Il faut comprendre aussi que vous n’êtes pas des individualités séparées, que la vie est un constant échange de forces, de consciences, de vibrations, de mouvements de toutes sortes. C’est comme dans une foule, n’est-ce pas : quand tout le monde pousse, tous avancent, et quand tous reculent, tout le monde recule. C’est la même chose dans le monde intérieur, dans votre conscience. Il y a constamment des forces et des influences qui agissent et réagissent sur vous, c’est comme un gaz dans l’atmosphère, et à moins que vous ne soyez tout à fait éveillé, ces choses entrent en vous, et c’est seulement quand c’est bien entré en vous et que cela sort comme si cela venait de vous, que vous vous en apercevez. Combien de fois les gens rencontrent des personnes nerveuses, en colère, de mauvaise humeur, et ils deviennent eux-mêmes nerveux, en colère, de mauvaise humeur, comme cela, sans savoir bien pourquoi. Comment se fait-il que, quand vous jouez contre certaines personnes, vous jouez très bien, mais quand vous jouez contre d’autres, vous ne pouvez plus jouer? Et ces gens bien tranquilles, pas méchants, qui tout à coup deviennent furieux quand ils se trouvent dans une foule furieuse. Et l’on ne sait pas qui a commencé : c’est quelque chose qui a passé et qui a balayé la conscience. Il y a des gens qui sont capables de déclencher des vibrations comme cela, et les autres répondent, sans savoir pourquoi. Tout est ainsi, depuis les plus petites choses jusqu’aux plus grandes.

Pour être individualisé dans une collectivité, il faut être absolument conscient de soi. Et de quel soi? Le Soi qui est audessus de tout mélange, c’est-à-dire ce que j’appelle la Vérité de votre être. Et tant que vous n’êtes pas conscient de la Vérité de votre être, vous êtes mû par toutes sortes de choses, sans vous en rendre compte du tout. La pensée collective, la suggestion collective est une influence formidable, qui agit constamment sur la pensée individuelle. Et ce qui est extraordinaire, c’est que l’on ne s’en aperçoit pas. On pense qu’on pense « comme ça », mais en réalité c’est la collectivité qui pense « comme ça ». La masse est toujours inférieure à l’individu. Prenez des individus de qualité analogue, de catégorie analogue, eh bien, lorsqu’ils sont seuls, ces individus sont d’au moins deux degrés supérieurs aux gens de la même catégorie qui se trouvent dans une foule. Il y a un mélange des obscurités, un mélange des inconscients, et forcément on glisse dans cet inconscient. Pour échapper à cela, il n’y a qu’un moyen : devenir conscient de soi; de plus en plus conscient et de plus en plus attentif.

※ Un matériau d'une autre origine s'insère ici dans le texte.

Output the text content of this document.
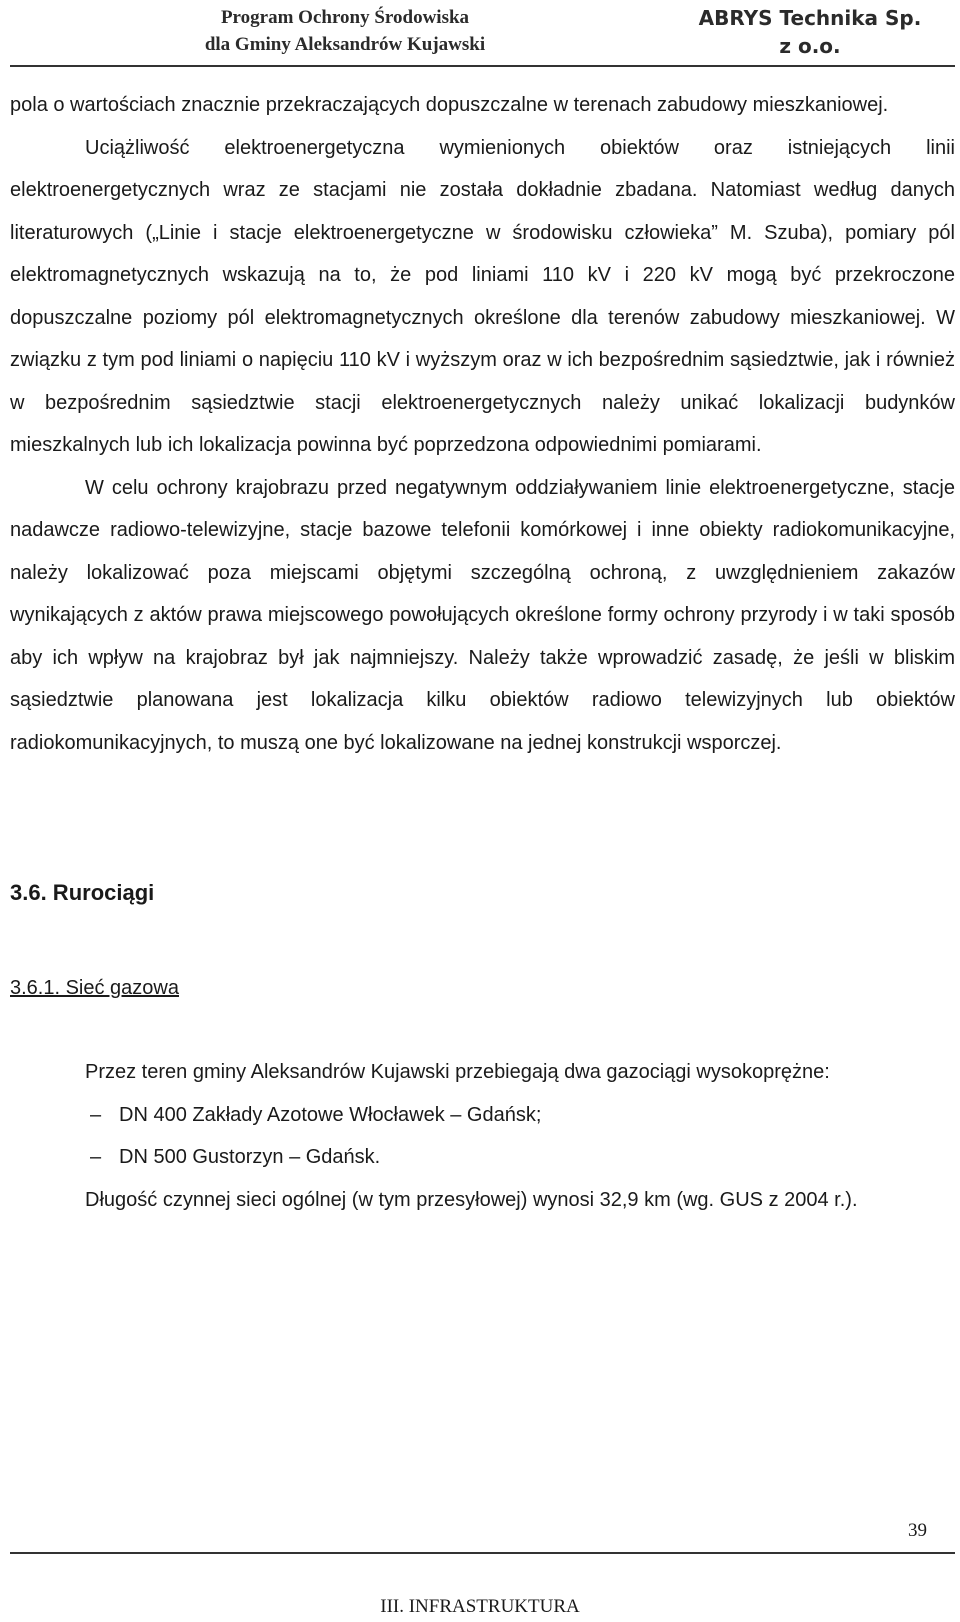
Program Ochrony Środowiska
dla Gminy Aleksandrów Kujawski
ABRYS Technika Sp.
z o.o.

pola o wartościach znacznie przekraczających dopuszczalne w terenach zabudowy mieszkaniowej.

Uciążliwość elektroenergetyczna wymienionych obiektów oraz istniejących linii elektroenergetycznych wraz ze stacjami nie została dokładnie zbadana. Natomiast według danych literaturowych („Linie i stacje elektroenergetyczne w środowisku człowieka” M. Szuba), pomiary pól elektromagnetycznych wskazują na to, że pod liniami 110 kV i 220 kV mogą być przekroczone dopuszczalne poziomy pól elektromagnetycznych określone dla terenów zabudowy mieszkaniowej. W związku z tym pod liniami o napięciu 110 kV i wyższym oraz w ich bezpośrednim sąsiedztwie, jak i również w bezpośrednim sąsiedztwie stacji elektroenergetycznych należy unikać lokalizacji budynków mieszkalnych lub ich lokalizacja powinna być poprzedzona odpowiednimi pomiarami.

W celu ochrony krajobrazu przed negatywnym oddziaływaniem linie elektroenergetyczne, stacje nadawcze radiowo-telewizyjne, stacje bazowe telefonii komórkowej i inne obiekty radiokomunikacyjne, należy lokalizować poza miejscami objętymi szczególną ochroną, z uwzględnieniem zakazów wynikających z aktów prawa miejscowego powołujących określone formy ochrony przyrody i w taki sposób aby ich wpływ na krajobraz był jak najmniejszy. Należy także wprowadzić zasadę, że jeśli w bliskim sąsiedztwie planowana jest lokalizacja kilku obiektów radiowo telewizyjnych lub obiektów radiokomunikacyjnych, to muszą one być lokalizowane na jednej konstrukcji wsporczej.

3.6. Rurociągi
3.6.1. Sieć gazowa

Przez teren gminy Aleksandrów Kujawski przebiegają dwa gazociągi wysokoprężne:

– DN 400 Zakłady Azotowe Włocławek – Gdańsk;
– DN 500 Gustorzyn – Gdańsk.

Długość czynnej sieci ogólnej (w tym przesyłowej) wynosi 32,9 km (wg. GUS z 2004 r.).

39
III. INFRASTRUKTURA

Essayez de faire ce petit exercice : au commencement de la journée, dire : « Je ne parlerai pas sans penser à ce que je dis. » Vous croyez, n’est-ce pas, que vous pensez tout ce que vous dites! Ce n’est pas du tout le cas, vous verrez que tant de fois le mot que vous ne voulez pas dire est prêt à sortir, et que vous êtes obligé de faire un effort conscient pour l’empêcher de sortir.

J’ai connu des gens qui avaient grand scrupule à ne pas dire de mensonges, mais tout de suite, quand ils se trouvaient en groupe, au lieu de dire le vrai, ils disaient spontanément des mensonges; ils n’avaient pas l’intention de le faire, ils n’y pensaient pas une minute avant de le faire, mais cela venait « comme ça ». Pourquoi? Parce qu’ils se trouvaient avec des menteurs; il y avait une atmosphère de mensonge, et ils avaient tout simplement attrapé leur maladie!

C’est ainsi que, petit à petit, lentement, avec persévérance, avec tout d’abord grand soin et beaucoup d’attention, on devient conscient, on apprend à se connaître et, ensuite, à devenir maître de soi.